I had a discharge co-ordinater come in and tell me someone else already arranged home care and discharge. I had a discharge nurse come in and go over stuff not related to my surgery, but I also had a pile of doctors come in and discharge me. I liked them.
I was terrified of the drive home, more specifically, I was terrified of seatbelts. But lack of nerve endings mean there’s very little sensation in the area, so the seatbelt wasn’t an issue after all.
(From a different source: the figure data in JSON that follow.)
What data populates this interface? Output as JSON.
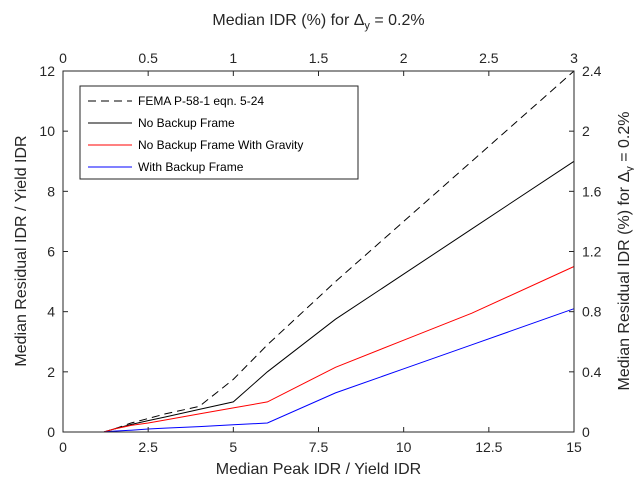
{
  "chart_data": {
    "type": "line",
    "xlabel": "Median Peak IDR / Yield IDR",
    "ylabel": "Median Residual IDR / Yield IDR",
    "top_xlabel_prefix": "Median IDR (%) for ",
    "top_xlabel_symbol": "Δ",
    "top_xlabel_sub": "y",
    "top_xlabel_suffix": " = 0.2%",
    "right_ylabel_prefix": "Median Residual IDR (%) for ",
    "right_ylabel_symbol": "Δ",
    "right_ylabel_sub": "y",
    "right_ylabel_suffix": " = 0.2%",
    "xlim": [
      0,
      15
    ],
    "ylim": [
      0,
      12
    ],
    "x_ticks": [
      0,
      2.5,
      5,
      7.5,
      10,
      12.5,
      15
    ],
    "x_tick_labels": [
      "0",
      "2.5",
      "5",
      "7.5",
      "10",
      "12.5",
      "15"
    ],
    "y_ticks": [
      0,
      2,
      4,
      6,
      8,
      10,
      12
    ],
    "y_tick_labels": [
      "0",
      "2",
      "4",
      "6",
      "8",
      "10",
      "12"
    ],
    "top_ticks": [
      0,
      0.5,
      1,
      1.5,
      2,
      2.5,
      3
    ],
    "top_tick_labels": [
      "0",
      "0.5",
      "1",
      "1.5",
      "2",
      "2.5",
      "3"
    ],
    "right_ticks": [
      0,
      0.4,
      0.8,
      1.2,
      1.6,
      2,
      2.4
    ],
    "right_tick_labels": [
      "0",
      "0.4",
      "0.8",
      "1.2",
      "1.6",
      "2",
      "2.4"
    ],
    "legend_position": "top-left",
    "grid": false,
    "series": [
      {
        "name": "FEMA P-58-1 eqn. 5-24",
        "color": "#000000",
        "dash": "dashed",
        "x": [
          0,
          1.2,
          1.5,
          2.0,
          2.5,
          3.0,
          4.0,
          5.0,
          6.0,
          8.0,
          10.0,
          12.0,
          15.0
        ],
        "y": [
          0,
          0,
          0.1,
          0.3,
          0.45,
          0.6,
          0.85,
          1.75,
          2.9,
          5.0,
          7.0,
          9.0,
          12.0
        ]
      },
      {
        "name": "No Backup Frame",
        "color": "#000000",
        "dash": "solid",
        "x": [
          0,
          1.2,
          1.5,
          2.0,
          2.5,
          3.0,
          4.0,
          5.0,
          6.0,
          8.0,
          10.0,
          12.0,
          15.0
        ],
        "y": [
          0,
          0,
          0.1,
          0.25,
          0.38,
          0.5,
          0.75,
          1.0,
          2.0,
          3.75,
          5.25,
          6.75,
          9.0
        ]
      },
      {
        "name": "No Backup Frame With Gravity",
        "color": "#ff0000",
        "dash": "solid",
        "x": [
          0,
          1.2,
          1.5,
          2.0,
          2.5,
          3.0,
          4.0,
          5.0,
          6.0,
          8.0,
          10.0,
          12.0,
          15.0
        ],
        "y": [
          0,
          0,
          0.1,
          0.22,
          0.3,
          0.4,
          0.6,
          0.8,
          1.0,
          2.15,
          3.05,
          3.95,
          5.5
        ]
      },
      {
        "name": "With Backup Frame",
        "color": "#0000ff",
        "dash": "solid",
        "x": [
          0,
          1.2,
          1.5,
          2.0,
          2.5,
          3.0,
          4.0,
          5.0,
          6.0,
          8.0,
          10.0,
          12.0,
          15.0
        ],
        "y": [
          0,
          0,
          0.03,
          0.06,
          0.1,
          0.13,
          0.18,
          0.24,
          0.3,
          1.3,
          2.1,
          2.9,
          4.1
        ]
      }
    ]
  }
}
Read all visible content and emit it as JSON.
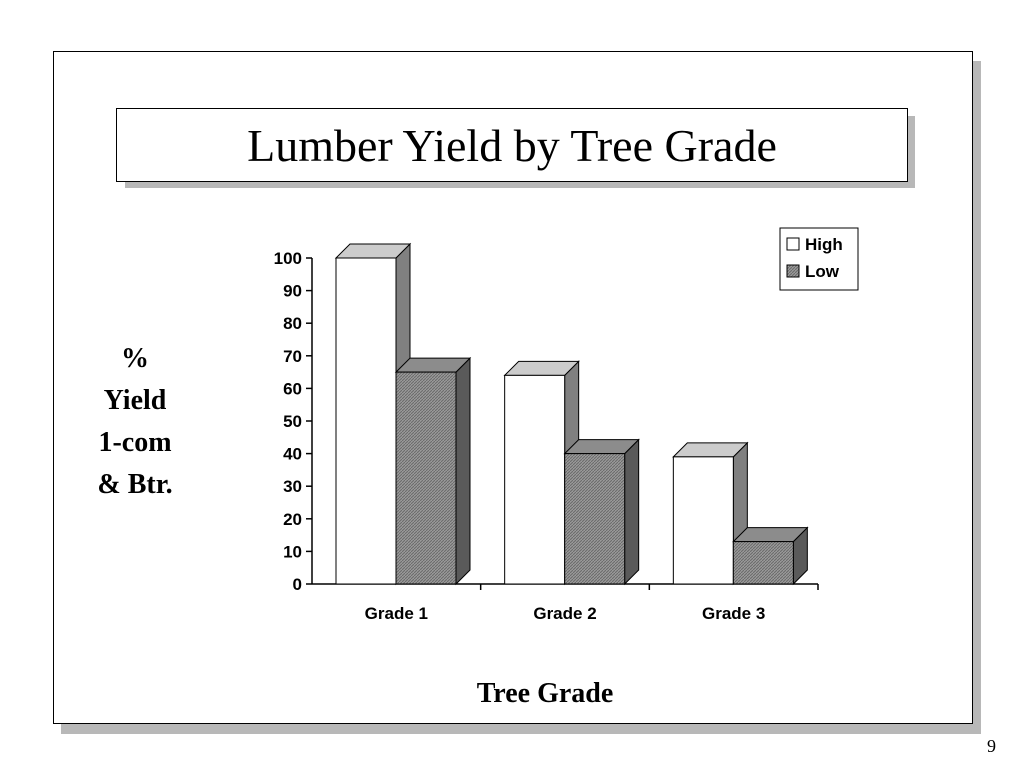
{
  "slide": {
    "title": "Lumber Yield by Tree Grade",
    "page_number": "9"
  },
  "colors": {
    "high_fill": "#ffffff",
    "low_fill": "#8c8c8c",
    "low_side": "#5a5a5a",
    "high_top": "#cccccc",
    "high_side": "#808080"
  },
  "chart_data": {
    "type": "bar",
    "title": "",
    "xlabel": "Tree Grade",
    "ylabel_lines": [
      "%",
      "Yield",
      "1-com",
      "& Btr."
    ],
    "categories": [
      "Grade 1",
      "Grade 2",
      "Grade 3"
    ],
    "series": [
      {
        "name": "High",
        "values": [
          100,
          64,
          39
        ]
      },
      {
        "name": "Low",
        "values": [
          65,
          40,
          13
        ]
      }
    ],
    "ylim": [
      0,
      100
    ],
    "yticks": [
      0,
      10,
      20,
      30,
      40,
      50,
      60,
      70,
      80,
      90,
      100
    ],
    "grid": false,
    "legend_position": "top-right",
    "style": "3d-bar"
  }
}
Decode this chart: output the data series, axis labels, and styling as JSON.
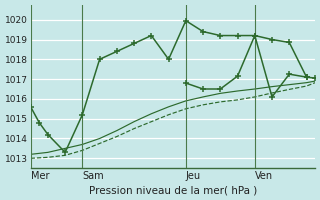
{
  "background_color": "#c8e8e8",
  "plot_bg_color": "#c8e8e8",
  "grid_color": "#ffffff",
  "line_color": "#2d6a2d",
  "vline_color": "#4a7a4a",
  "title_text": "Pression niveau de la mer( hPa )",
  "ylim": [
    1012.5,
    1020.75
  ],
  "yticks": [
    1013,
    1014,
    1015,
    1016,
    1017,
    1018,
    1019,
    1020
  ],
  "day_labels": [
    "Mer",
    "Sam",
    "Jeu",
    "Ven"
  ],
  "day_positions": [
    0,
    3,
    9,
    13
  ],
  "xlim": [
    0,
    16.5
  ],
  "series1_x": [
    0,
    0.5,
    1,
    2,
    3,
    4,
    5,
    6,
    7,
    8,
    9,
    10,
    11,
    12,
    13,
    14,
    15,
    16
  ],
  "series1_y": [
    1015.6,
    1014.8,
    1014.2,
    1013.3,
    1015.2,
    1018.0,
    1018.4,
    1018.8,
    1019.2,
    1018.0,
    1019.95,
    1019.4,
    1019.2,
    1019.2,
    1019.2,
    1019.0,
    1018.85,
    1017.1
  ],
  "series2_x": [
    0,
    1,
    2,
    3,
    4,
    5,
    6,
    7,
    8,
    9,
    10,
    11,
    12,
    13,
    14,
    15,
    16,
    16.5
  ],
  "series2_y": [
    1013.2,
    1013.3,
    1013.5,
    1013.7,
    1014.0,
    1014.4,
    1014.85,
    1015.25,
    1015.6,
    1015.9,
    1016.1,
    1016.28,
    1016.4,
    1016.5,
    1016.62,
    1016.72,
    1016.82,
    1016.9
  ],
  "series3_x": [
    0,
    1,
    2,
    3,
    4,
    5,
    6,
    7,
    8,
    9,
    10,
    11,
    12,
    13,
    14,
    15,
    16,
    16.5
  ],
  "series3_y": [
    1013.0,
    1013.05,
    1013.15,
    1013.4,
    1013.75,
    1014.1,
    1014.5,
    1014.85,
    1015.2,
    1015.5,
    1015.7,
    1015.85,
    1015.95,
    1016.1,
    1016.3,
    1016.48,
    1016.65,
    1016.82
  ],
  "series4_x": [
    9,
    10,
    11,
    12,
    13,
    14,
    15,
    16,
    16.5
  ],
  "series4_y": [
    1016.8,
    1016.5,
    1016.5,
    1017.15,
    1019.2,
    1016.1,
    1017.25,
    1017.1,
    1017.05
  ]
}
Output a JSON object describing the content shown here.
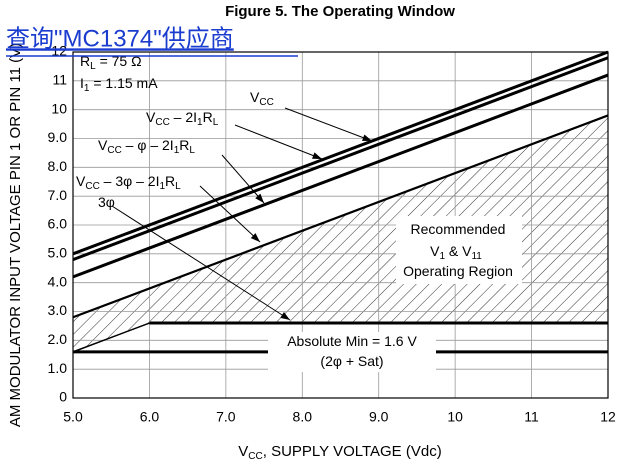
{
  "chart_data": {
    "type": "line",
    "title": "Figure 5. The Operating Window",
    "watermark": "查询\"MC1374\"供应商",
    "x_label": [
      "V",
      "CC",
      ", SUPPLY VOLTAGE (Vdc)"
    ],
    "y_label": "AM MODULATOR INPUT VOLTAGE PIN 1 OR PIN 11 (V)",
    "xlim": [
      5,
      12
    ],
    "ylim": [
      0,
      12
    ],
    "xticks": [
      {
        "value": 5,
        "label": "5.0"
      },
      {
        "value": 6,
        "label": "6.0"
      },
      {
        "value": 7,
        "label": "7.0"
      },
      {
        "value": 8,
        "label": "8.0"
      },
      {
        "value": 9,
        "label": "9.0"
      },
      {
        "value": 10,
        "label": "10"
      },
      11,
      12
    ],
    "yticks": [
      0,
      {
        "value": 1,
        "label": "1.0"
      },
      {
        "value": 2,
        "label": "2.0"
      },
      {
        "value": 3,
        "label": "3.0"
      },
      {
        "value": 4,
        "label": "4.0"
      },
      {
        "value": 5,
        "label": "5.0"
      },
      {
        "value": 6,
        "label": "6.0"
      },
      {
        "value": 7,
        "label": "7.0"
      },
      {
        "value": 8,
        "label": "8.0"
      },
      {
        "value": 9,
        "label": "9.0"
      },
      10,
      11,
      12
    ],
    "grid": true,
    "series": [
      {
        "name": [
          "V",
          "CC"
        ],
        "color": "#000000",
        "width": 3,
        "x": [
          5,
          12
        ],
        "values": [
          5.0,
          12.0
        ]
      },
      {
        "name": [
          "V",
          "CC",
          " – 2I",
          "1",
          "R",
          "L"
        ],
        "color": "#000000",
        "width": 3,
        "x": [
          5,
          12
        ],
        "values": [
          4.8,
          11.8
        ]
      },
      {
        "name": [
          "V",
          "CC",
          " – φ – 2I",
          "1",
          "R",
          "L"
        ],
        "color": "#000000",
        "width": 3,
        "x": [
          5,
          12
        ],
        "values": [
          4.2,
          11.2
        ]
      },
      {
        "name": [
          "V",
          "CC",
          " – 3φ – 2I",
          "1",
          "R",
          "L"
        ],
        "color": "#000000",
        "width": 2.2,
        "x": [
          5,
          12
        ],
        "values": [
          2.8,
          9.8
        ]
      },
      {
        "name": [
          "3φ"
        ],
        "color": "#000000",
        "width": 1.5,
        "x": [
          5,
          6
        ],
        "values": [
          1.6,
          2.6
        ]
      },
      {
        "color": "#000000",
        "width": 3,
        "x": [
          6,
          12
        ],
        "values": [
          2.6,
          2.6
        ]
      },
      {
        "color": "#000000",
        "width": 3,
        "x": [
          5,
          12
        ],
        "values": [
          1.6,
          1.6
        ]
      }
    ],
    "annotations": [
      [
        "R",
        "L",
        " = 75 Ω"
      ],
      [
        "I",
        "1",
        " = 1.15 mA"
      ],
      [
        "Recommended"
      ],
      [
        "V",
        "1",
        " & V",
        "11"
      ],
      [
        "Operating Region"
      ],
      [
        "Absolute Min = 1.6 V"
      ],
      [
        "(2φ + Sat)"
      ]
    ]
  }
}
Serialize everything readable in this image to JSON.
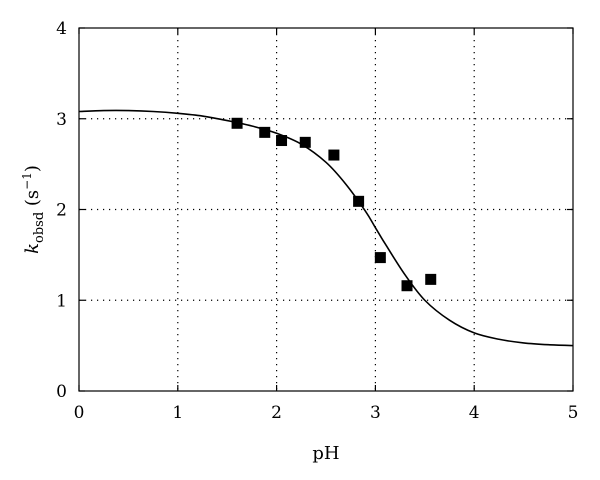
{
  "chart_data": {
    "type": "scatter",
    "xlabel": "pH",
    "ylabel": {
      "base": "k",
      "subscript": "obsd",
      "unit_open": " (s",
      "unit_sup": "−1",
      "unit_close": ")"
    },
    "xlim": [
      0,
      5
    ],
    "ylim": [
      0,
      4
    ],
    "x_ticks": [
      0,
      1,
      2,
      3,
      4,
      5
    ],
    "y_ticks": [
      0,
      1,
      2,
      3,
      4
    ],
    "grid": "dotted",
    "series": [
      {
        "kind": "points",
        "marker": "square",
        "x": [
          1.6,
          1.88,
          2.05,
          2.29,
          2.58,
          2.83,
          3.05,
          3.32,
          3.56
        ],
        "y": [
          2.95,
          2.85,
          2.76,
          2.74,
          2.6,
          2.09,
          1.47,
          1.16,
          1.23
        ]
      },
      {
        "kind": "fit-curve",
        "x": [
          0,
          0.25,
          0.5,
          0.75,
          1.0,
          1.25,
          1.5,
          1.75,
          2.0,
          2.25,
          2.5,
          2.7,
          2.9,
          3.0,
          3.1,
          3.3,
          3.5,
          3.75,
          4.0,
          4.25,
          4.5,
          4.75,
          5.0
        ],
        "y": [
          3.08,
          3.09,
          3.09,
          3.08,
          3.06,
          3.03,
          2.98,
          2.92,
          2.84,
          2.72,
          2.52,
          2.28,
          1.98,
          1.8,
          1.62,
          1.28,
          1.0,
          0.78,
          0.64,
          0.57,
          0.53,
          0.51,
          0.5
        ]
      }
    ]
  }
}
At home I have 2 drains attached to me that I need to empty several times a day, they should be out soon. Once they’re out, I suspect it’ll be easier to get around and do things. Right now the tubes get caught on everything, so I have to be very careful to be sure they don’t get pulled.
I still wear the chest binder. It helps prevent swelling, holds the dressing in place, and is supposed to help prevent nerve/pain issues in the future. I need a smaller size though, the large size they gave me slides down. But for now it’s okay.
There is some pain. I’m missing body parts and am all stitched and taped up. But the pain is mostly with movement. I can lift my arms straight out in front of me. If I push a bit I can get them slightly above shoulder height. Getting things in and out of cupboards is difficult. If lying on the floor, I can slide my arms up to almost shoulder height. I need to use my hands to ‘walk’ my arms up that high. If standing up, I can lift my arms to almost 45* (sideways) from my body.
Every movement that’s more than slightly off midline is uncomfortable. Everything stretches and pulls, I feel the bruising, I feel the stitches. That discomfort prevents me from doing too much. When I wake up in the morning, I can almost forget I just had surgery. By afternoon I know.